Em outras palavras, durante a guerra civil espanhola, o ditador fascista Francisco França fez um acordo com a Lüftwalfe, (nazista) para destruir a cidade de Guernica, que foi bombardeada pelos nazistas como sinal de apoio ao general espanhol Francisco Franco, que lutava contra a República Espanhola. Em 26 de abril de 1937, um bombardeio que durou três horas, dois mil civis foram massacrados. Milhares de inocentes morreram ou ficaram feridos, a cidade foi arrasada! Picasso tem mais do que motivo para revoltar-se, ficou furioso, tomado de ódio patriótico, utilizou sua arte e seu talento para realizar o seu protesto.
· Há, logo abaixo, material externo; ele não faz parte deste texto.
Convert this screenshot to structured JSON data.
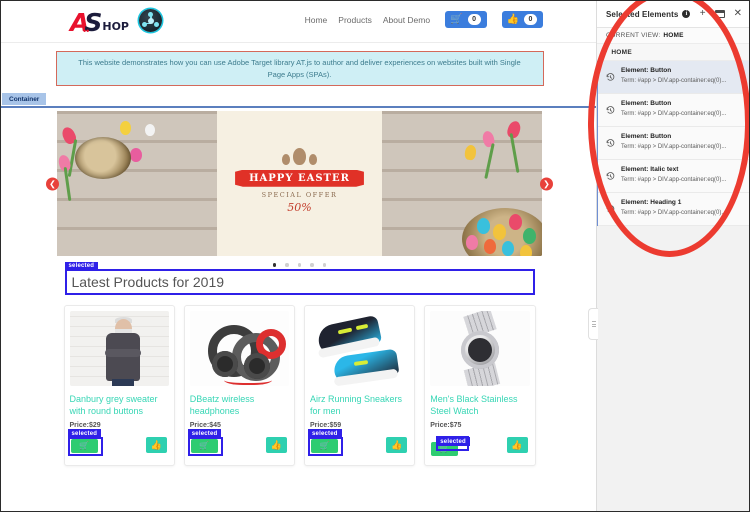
{
  "site": {
    "logo": {
      "a": "A",
      "s": "S",
      "hop": "HOP",
      "dots": "••"
    },
    "nav": [
      {
        "label": "Home"
      },
      {
        "label": "Products"
      },
      {
        "label": "About Demo"
      }
    ],
    "cart": {
      "icon": "cart-icon",
      "count": "0"
    },
    "likes": {
      "icon": "thumbs-up-icon",
      "count": "0"
    },
    "notice": "This website demonstrates how you can use Adobe Target library AT.js to author and deliver experiences on websites built with Single Page Apps (SPAs).",
    "container_badge": "Container",
    "carousel": {
      "prev_icon": "chevron-left-icon",
      "next_icon": "chevron-right-icon",
      "slide_middle": {
        "title": "HAPPY EASTER",
        "subtitle": "SPECIAL OFFER",
        "discount": "50%"
      },
      "dots": 5,
      "active_dot": 0
    },
    "heading": {
      "selected_label": "selected",
      "text": "Latest Products for 2019"
    },
    "products": [
      {
        "title": "Danbury grey sweater with round buttons",
        "price": "Price:$29",
        "selected_label": "selected",
        "buy_icon": "cart-icon",
        "like_icon": "thumbs-up-icon"
      },
      {
        "title": "DBeatz wireless headphones",
        "price": "Price:$45",
        "selected_label": "selected",
        "buy_icon": "cart-icon",
        "like_icon": "thumbs-up-icon"
      },
      {
        "title": "Airz Running Sneakers for men",
        "price": "Price:$59",
        "selected_label": "selected",
        "buy_icon": "cart-icon",
        "like_icon": "thumbs-up-icon"
      },
      {
        "title": "Men's Black Stainless Steel Watch",
        "price": "Price:$75",
        "selected_label": "selected",
        "buy_icon": "cart-icon",
        "like_icon": "thumbs-up-icon"
      }
    ]
  },
  "panel": {
    "title": "Selected Elements",
    "info_icon": "info-icon",
    "add_icon": "plus-icon",
    "window_icon": "window-icon",
    "close_icon": "close-icon",
    "current_view_label": "CURRENT VIEW:",
    "current_view_value": "HOME",
    "group_label": "HOME",
    "caret_icon": "chevron-down-icon",
    "items": [
      {
        "name": "Element: Button",
        "term": "Term: #app > DIV.app-container:eq(0)..."
      },
      {
        "name": "Element: Button",
        "term": "Term: #app > DIV.app-container:eq(0)..."
      },
      {
        "name": "Element: Button",
        "term": "Term: #app > DIV.app-container:eq(0)..."
      },
      {
        "name": "Element: Italic text",
        "term": "Term: #app > DIV.app-container:eq(0)..."
      },
      {
        "name": "Element: Heading 1",
        "term": "Term: #app > DIV.app-container:eq(0)..."
      }
    ]
  },
  "colors": {
    "accent_blue": "#3b7ddd",
    "selected_blue": "#2f20e8",
    "teal_title": "#37d6b5",
    "like_teal": "#2ed0b0",
    "buy_green": "#2ecc71",
    "annotation_red": "#ec3b30",
    "notice_bg": "#cfeff5",
    "notice_border": "#d4695a",
    "panel_bg": "#f2f2f2"
  }
}
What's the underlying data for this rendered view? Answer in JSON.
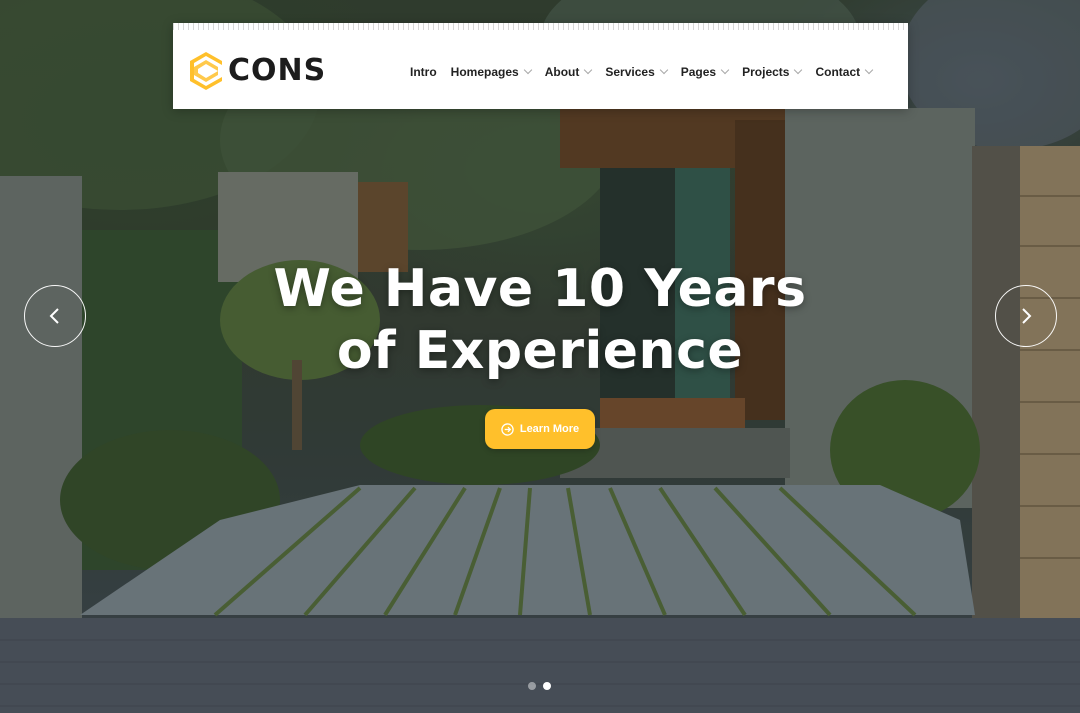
{
  "brand": {
    "name": "CONS",
    "accent": "#ffc02b",
    "logo_icon": "cons-logo-icon"
  },
  "nav": {
    "items": [
      {
        "label": "Intro",
        "has_dropdown": false
      },
      {
        "label": "Homepages",
        "has_dropdown": true
      },
      {
        "label": "About",
        "has_dropdown": true
      },
      {
        "label": "Services",
        "has_dropdown": true
      },
      {
        "label": "Pages",
        "has_dropdown": true
      },
      {
        "label": "Projects",
        "has_dropdown": true
      },
      {
        "label": "Contact",
        "has_dropdown": true
      }
    ]
  },
  "hero": {
    "headline_line1": "We Have 10 Years",
    "headline_line2": "of Experience",
    "cta_label": "Learn More",
    "cta_icon": "arrow-circle-right-icon",
    "prev_icon": "chevron-left-icon",
    "next_icon": "chevron-right-icon"
  },
  "slider": {
    "slide_count": 2,
    "active_index": 1
  }
}
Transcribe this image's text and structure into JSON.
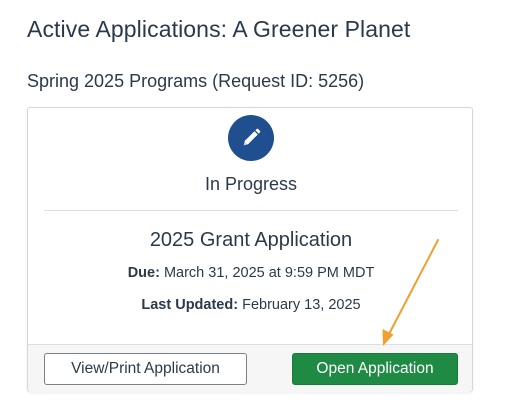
{
  "page_title": "Active Applications: A Greener Planet",
  "section_title": "Spring 2025 Programs (Request ID: 5256)",
  "card": {
    "status_icon": "pencil-icon",
    "status_label": "In Progress",
    "application_title": "2025 Grant Application",
    "due_key": "Due:",
    "due_value": "March 31, 2025 at 9:59 PM MDT",
    "updated_key": "Last Updated:",
    "updated_value": "February 13, 2025",
    "buttons": {
      "view_print_label": "View/Print Application",
      "open_label": "Open Application"
    }
  },
  "colors": {
    "status_circle": "#1f4f8f",
    "primary_button": "#1f8a44",
    "annotation_arrow": "#f0a030"
  }
}
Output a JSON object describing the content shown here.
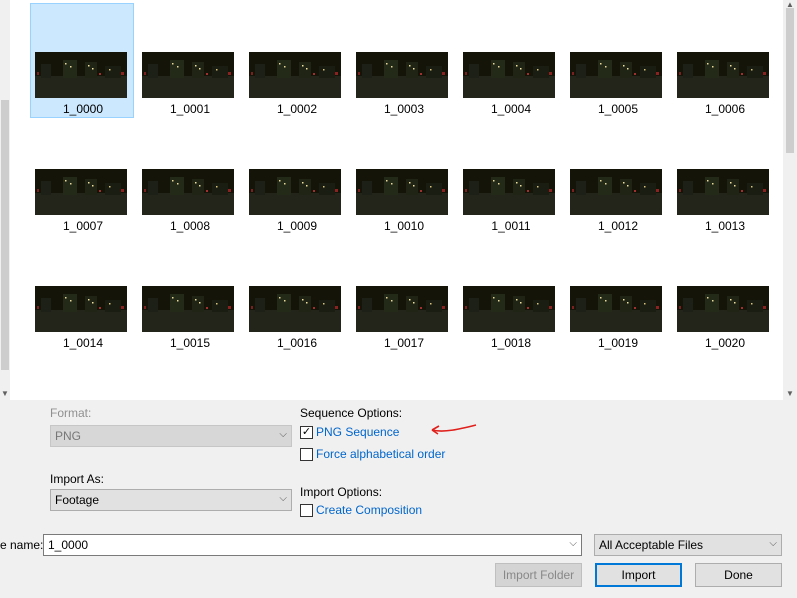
{
  "files": [
    "1_0000",
    "1_0001",
    "1_0002",
    "1_0003",
    "1_0004",
    "1_0005",
    "1_0006",
    "1_0007",
    "1_0008",
    "1_0009",
    "1_0010",
    "1_0011",
    "1_0012",
    "1_0013",
    "1_0014",
    "1_0015",
    "1_0016",
    "1_0017",
    "1_0018",
    "1_0019",
    "1_0020"
  ],
  "selected_file": "1_0000",
  "format": {
    "label": "Format:",
    "value": "PNG"
  },
  "import_as": {
    "label": "Import As:",
    "value": "Footage"
  },
  "sequence_options": {
    "label": "Sequence Options:",
    "png_sequence": {
      "label": "PNG Sequence",
      "checked": true
    },
    "force_alpha": {
      "label": "Force alphabetical order",
      "checked": false
    }
  },
  "import_options": {
    "label": "Import Options:",
    "create_comp": {
      "label": "Create Composition",
      "checked": false
    }
  },
  "filename": {
    "label": "e name:",
    "value": "1_0000"
  },
  "filetype": {
    "value": "All Acceptable Files"
  },
  "buttons": {
    "import_folder": "Import Folder",
    "import": "Import",
    "done": "Done"
  },
  "colors": {
    "selection": "#cce8ff",
    "link": "#0066cc",
    "annotation": "#e0201b"
  },
  "icons": {
    "check": "✓",
    "chevron": "⌵",
    "arrow_up": "▲",
    "arrow_down": "▼"
  }
}
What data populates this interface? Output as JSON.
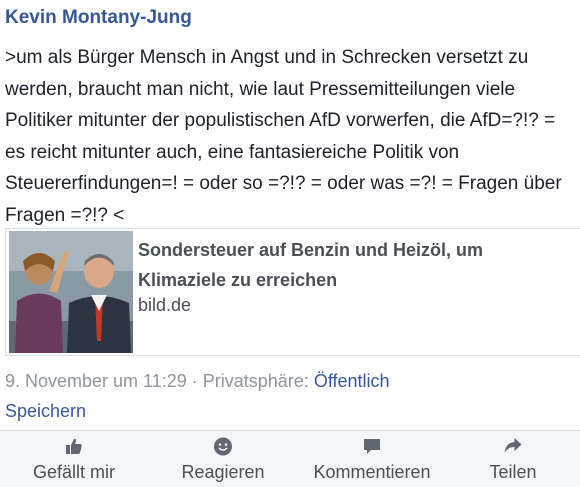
{
  "post": {
    "author": "Kevin Montany-Jung",
    "text": ">um als Bürger Mensch in Angst und in Schrecken versetzt zu werden, braucht man nicht, wie laut Pressemitteilungen viele Politiker mitunter der populistischen AfD vorwerfen, die AfD=?!? = es reicht mitunter auch, eine fantasiereiche Politik von Steuererfindungen=! = oder so =?!? = oder was =?! = Fragen über Fragen =?!? <",
    "link": {
      "title": "Sondersteuer auf Benzin und Heizöl, um Klimaziele zu erreichen",
      "domain": "bild.de",
      "thumbnail_icon": "news-photo-thumbnail"
    },
    "timestamp": "9. November um 11:29",
    "separator": " · ",
    "privacy_label": "Privatsphäre: ",
    "privacy_value": "Öffentlich",
    "save_label": "Speichern"
  },
  "actions": [
    {
      "label": "Gefällt mir",
      "icon": "thumbs-up-icon"
    },
    {
      "label": "Reagieren",
      "icon": "smiley-icon"
    },
    {
      "label": "Kommentieren",
      "icon": "comment-icon"
    },
    {
      "label": "Teilen",
      "icon": "share-icon"
    }
  ],
  "colors": {
    "link_blue": "#365899",
    "meta_gray": "#90949c",
    "text": "#1d2129",
    "action_bar_bg": "#f5f6f7"
  }
}
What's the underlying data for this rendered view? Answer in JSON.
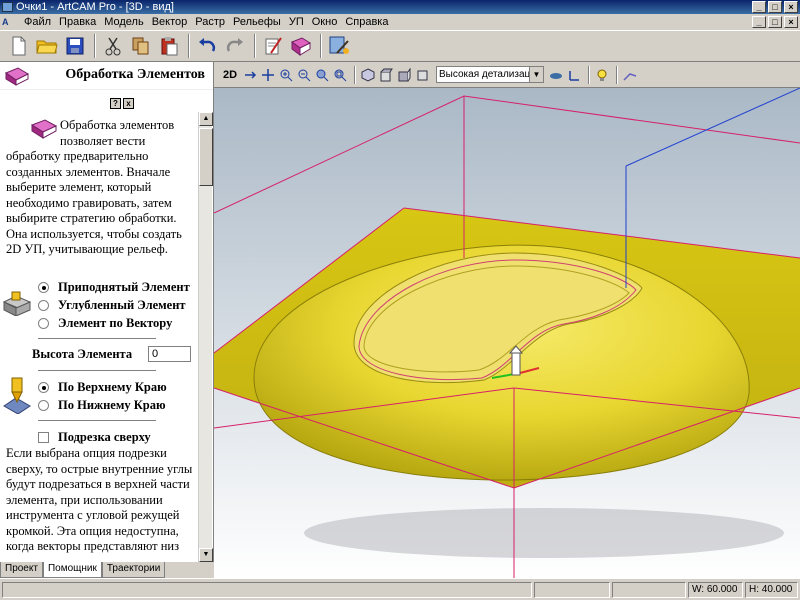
{
  "window": {
    "title": "Очки1 - ArtCAM Pro - [3D - вид]"
  },
  "menu": [
    "Файл",
    "Правка",
    "Модель",
    "Вектор",
    "Растр",
    "Рельефы",
    "УП",
    "Окно",
    "Справка"
  ],
  "toolbar_icons": [
    "new-file-icon",
    "open-folder-icon",
    "save-icon",
    "cut-icon",
    "copy-icon",
    "paste-icon",
    "undo-icon",
    "redo-icon",
    "edit-notes-icon",
    "book-icon",
    "wizard-icon"
  ],
  "panel": {
    "title": "Обработка Элементов",
    "help_btn": "?",
    "close_btn": "x",
    "description": "Обработка элементов позволяет вести обработку предварительно созданных элементов. Вначале выберите элемент, который необходимо гравировать, затем выбирите стратегию обработки. Она используется, чтобы создать 2D УП, учитывающие рельеф.",
    "options": {
      "raised": "Приподнятый Элемент",
      "recessed": "Углубленный Элемент",
      "vector": "Элемент по Вектору"
    },
    "height_label": "Высота Элемента",
    "height_value": "0",
    "edge": {
      "top": "По Верхнему Краю",
      "bottom": "По Нижнему Краю"
    },
    "undercut_label": "Подрезка сверху",
    "undercut_desc": "Если выбрана опция подрезки сверху, то острые внутренние углы будут подрезаться в верхней части элемента, при использовании инструмента с угловой режущей кромкой. Эта опция недоступна, когда векторы представляют низ"
  },
  "tabs": [
    "Проект",
    "Помощник",
    "Траектории"
  ],
  "view_toolbar": {
    "mode_2d": "2D",
    "detail_level": "Высокая детализация"
  },
  "status": {
    "width": "W: 60.000",
    "height": "H: 40.000"
  },
  "colors": {
    "background": "#d4d0c8",
    "viewport_top": "#aebbc8",
    "relief": "#e3d21c",
    "bounding_box": "#d6206a"
  }
}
Resultou numa obra que mostrou o quanto a guerra é fútil.
Observamos na obra “Guernica” grande parte da revolta do artista. A presença do cubismo é visível, a utilização de cores escuras e várias expressões transmitindo a sua fúria. Ele também utilizou o tamanho. A obra é enorme, é um mural de 6,50 metros de largura por 2,80 de altura. É considerada a mais forte denúncia dos horrores da guerra. Conforme ele mesmo dizia: “A pintura não é feita para decorar apartamentos. É um instrumento de guerra, de ataque e defesa frente ao inimigo”. Essa afirmação demonstra um conceito de arte bem diferente do que ainda hoje se têm, enquanto que na verdade a arte não tem o compromisso de ser “bela” ou “decorativa”, pelo menos, não no Modernismo e muito menos para Picasso. A arte é o conhecimento elaborado historicamente, que traz culturalmente a visão particular do artista e um olhar crítico e sensível sobre o mundo que esse artista está inserido.
Picasso incorporou certos elementos do desenho para criar um efeito de angústia. Usou um nuance branco-cinza para enfatizar o desespero e distorceu propositalmente as figuras para transmitir violência. As linhas quebradas e os planos fragmentados do cubismo mostram temor e confusão,enquanto o formato em pirâmide segura a unidade da composição. Alguns símbolos de Picasso, como o guerreiro morto com a espada quebrada, implicando derrota, não são difíceis de decifrar. A única explicação de Picasso para outros símbolos era: “O touro não é o fascismo, mas brutalidade e escuridão... o cavalo representa o povo”.
Certamente a fúria de Picasso era bem maior do que vemos expressa em “Guernica”. Guernica é a expressão do mais trágico protesto, reúne em si temas diversos de períodos procedentes da produção do pintor, como o Minotauro e a corrida, e é o marco inicial da fase mais sombria e violenta de sua pintura.
A tela está exposta atualmente no centro Nacional de Arte Rainha Sofia, em Madrid.
Nesta obra está simbolizada com intensa dramaticidade, através de figuras contorcidas, disformes e dissecadas, a destruição de vidas e de uma civilização! É sem dúvida a obra mais importante de Picasso!